A través de la propaganda, la manipulación y el miedo; el movimiento ecológico, elevado a dogma infalible amenaza, bajo el Acuerdo de Paris y la Agenda 2030 de Desarrollo Sostenible, con transformar de manera drástica nuestro estilo de vida, anular tiránicamente nuestros derechos fundamentales y destruir, a través de leyes inmorales, los mismos cimientos de nuestra sociedad. Desafortunadamente, el hombre de hoy, “autónomo y descreído” ha encontrado en la falsa superioridad moral que otorga el adherirse a la ideología ambientalista, una religión sincrética y universal que en su fanática soberbia cree que el mundo entero depende, no de Dios, sino de los pobres esfuerzos humanos. Por ello son varios, especialmente entre los más jóvenes, que están dispuestos para salvar al planeta: a sembrar y a abrazar árboles mientras arrasan con la ganadería en nombre de los derechos de los animales; a no tener hijos (así los tengan que asesinar antes de nacer) mientras adoptan mascotas a las que tratan como sus herederos; a dejar de comer carne, volverse veganos y hasta a comer insectos; a recorrer, en monopatín, las ciudades de 15 minutos (futuras prisiones voluntarias); a no tener nada y ser felices, pues siempre quedará el metaverso para hacer “realidad” los más extravagantes delirios.
Nuestra rebelde sociedad, ha rechazado el lugar preponderante que Dios le dio al hombre al encomendarle la trascendental misión de procrear, multiplicarse, henchir la tierra; someterla y dominar sobre todo cuanto vive. En su lugar, ha adoptado como dogma una perversa ideología que reduce al hombre al nivel de un parásito peligroso que hay que limitar y hasta destruir.
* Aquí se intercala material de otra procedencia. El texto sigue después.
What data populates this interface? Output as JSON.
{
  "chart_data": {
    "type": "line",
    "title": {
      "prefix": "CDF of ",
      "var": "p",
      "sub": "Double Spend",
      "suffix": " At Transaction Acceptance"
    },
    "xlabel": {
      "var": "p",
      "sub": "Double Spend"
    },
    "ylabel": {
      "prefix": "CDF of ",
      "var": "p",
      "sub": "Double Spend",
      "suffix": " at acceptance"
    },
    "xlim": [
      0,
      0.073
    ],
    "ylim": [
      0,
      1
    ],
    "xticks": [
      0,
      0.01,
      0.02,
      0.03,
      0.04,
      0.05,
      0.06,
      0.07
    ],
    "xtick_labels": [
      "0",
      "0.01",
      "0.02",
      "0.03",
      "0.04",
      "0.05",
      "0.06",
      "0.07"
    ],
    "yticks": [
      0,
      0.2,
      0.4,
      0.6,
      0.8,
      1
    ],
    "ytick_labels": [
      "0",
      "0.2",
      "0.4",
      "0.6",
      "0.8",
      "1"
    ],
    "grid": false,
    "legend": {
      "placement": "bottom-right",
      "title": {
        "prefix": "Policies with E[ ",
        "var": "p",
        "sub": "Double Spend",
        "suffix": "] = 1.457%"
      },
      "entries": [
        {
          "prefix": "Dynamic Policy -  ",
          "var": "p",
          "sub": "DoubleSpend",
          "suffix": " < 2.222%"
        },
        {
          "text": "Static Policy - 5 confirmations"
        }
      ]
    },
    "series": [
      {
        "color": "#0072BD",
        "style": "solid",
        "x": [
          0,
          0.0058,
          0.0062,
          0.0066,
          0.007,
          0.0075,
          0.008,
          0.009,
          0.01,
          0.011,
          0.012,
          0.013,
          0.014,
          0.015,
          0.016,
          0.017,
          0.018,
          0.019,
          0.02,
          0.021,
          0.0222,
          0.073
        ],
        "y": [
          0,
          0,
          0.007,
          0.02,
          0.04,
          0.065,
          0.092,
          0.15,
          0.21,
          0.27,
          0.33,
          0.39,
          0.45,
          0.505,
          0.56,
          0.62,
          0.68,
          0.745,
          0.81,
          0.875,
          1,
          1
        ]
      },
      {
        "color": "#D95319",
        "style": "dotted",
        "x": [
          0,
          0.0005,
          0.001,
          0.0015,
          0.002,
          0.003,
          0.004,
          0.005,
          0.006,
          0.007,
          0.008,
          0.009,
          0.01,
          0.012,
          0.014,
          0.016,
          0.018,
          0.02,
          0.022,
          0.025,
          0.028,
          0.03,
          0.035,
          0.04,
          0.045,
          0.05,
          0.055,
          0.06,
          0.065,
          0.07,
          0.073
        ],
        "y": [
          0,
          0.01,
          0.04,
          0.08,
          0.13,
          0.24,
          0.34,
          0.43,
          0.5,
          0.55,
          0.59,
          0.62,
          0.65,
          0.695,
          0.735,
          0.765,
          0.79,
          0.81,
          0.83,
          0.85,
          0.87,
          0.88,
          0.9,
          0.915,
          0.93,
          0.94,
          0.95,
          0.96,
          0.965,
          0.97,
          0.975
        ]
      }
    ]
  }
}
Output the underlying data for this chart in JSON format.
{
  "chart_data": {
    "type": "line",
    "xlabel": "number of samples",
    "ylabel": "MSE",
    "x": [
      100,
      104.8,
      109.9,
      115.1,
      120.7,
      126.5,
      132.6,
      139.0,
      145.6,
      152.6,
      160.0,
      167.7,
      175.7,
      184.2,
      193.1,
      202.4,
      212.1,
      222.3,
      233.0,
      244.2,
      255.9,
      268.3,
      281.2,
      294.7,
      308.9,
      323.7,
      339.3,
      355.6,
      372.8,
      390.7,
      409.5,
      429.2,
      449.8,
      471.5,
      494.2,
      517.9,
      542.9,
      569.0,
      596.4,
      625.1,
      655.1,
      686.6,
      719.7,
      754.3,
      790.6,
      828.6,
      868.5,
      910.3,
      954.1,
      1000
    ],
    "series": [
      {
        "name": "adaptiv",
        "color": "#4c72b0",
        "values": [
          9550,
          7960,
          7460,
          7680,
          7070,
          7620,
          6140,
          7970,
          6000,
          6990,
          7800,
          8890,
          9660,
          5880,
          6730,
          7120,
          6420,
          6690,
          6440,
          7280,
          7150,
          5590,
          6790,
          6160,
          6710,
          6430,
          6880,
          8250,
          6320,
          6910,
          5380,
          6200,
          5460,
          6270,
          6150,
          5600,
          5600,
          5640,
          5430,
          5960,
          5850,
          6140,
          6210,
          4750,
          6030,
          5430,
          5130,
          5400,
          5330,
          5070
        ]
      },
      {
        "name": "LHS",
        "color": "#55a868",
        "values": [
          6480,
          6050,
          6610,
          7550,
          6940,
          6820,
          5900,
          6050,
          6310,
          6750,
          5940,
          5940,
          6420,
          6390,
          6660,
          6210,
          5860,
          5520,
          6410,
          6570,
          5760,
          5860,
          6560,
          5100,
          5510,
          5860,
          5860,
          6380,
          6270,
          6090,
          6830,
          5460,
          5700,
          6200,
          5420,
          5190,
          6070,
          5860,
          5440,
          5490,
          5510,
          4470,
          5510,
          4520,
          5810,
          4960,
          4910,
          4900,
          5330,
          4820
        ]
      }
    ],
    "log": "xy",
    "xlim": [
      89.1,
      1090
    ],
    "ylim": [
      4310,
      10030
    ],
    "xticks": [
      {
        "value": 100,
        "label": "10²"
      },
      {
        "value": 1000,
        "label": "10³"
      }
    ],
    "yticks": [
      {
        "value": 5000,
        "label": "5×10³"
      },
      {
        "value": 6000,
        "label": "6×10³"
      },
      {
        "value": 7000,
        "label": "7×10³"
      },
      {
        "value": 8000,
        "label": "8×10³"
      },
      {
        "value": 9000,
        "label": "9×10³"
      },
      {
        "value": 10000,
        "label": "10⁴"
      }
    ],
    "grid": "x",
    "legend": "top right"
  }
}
El mayor problema que enfrenta actualmente nuestra sociedad no es el cambio climático, sino nuestra abierta rebelión a la ley de Dios. Despertemos ahora, que aún estamos a tiempo. Lo que está en juego no es el futuro del planeta, sino el nuestro y el de nuestros hijos. Recordemos que nuestro verdadero hogar es el cielo y enfoquemos nuestros esfuerzos en llegar a él. Busquemos primero el reino de Dios y lo demás (incluso el cuidado por la naturaleza) se nos dará por añadidura.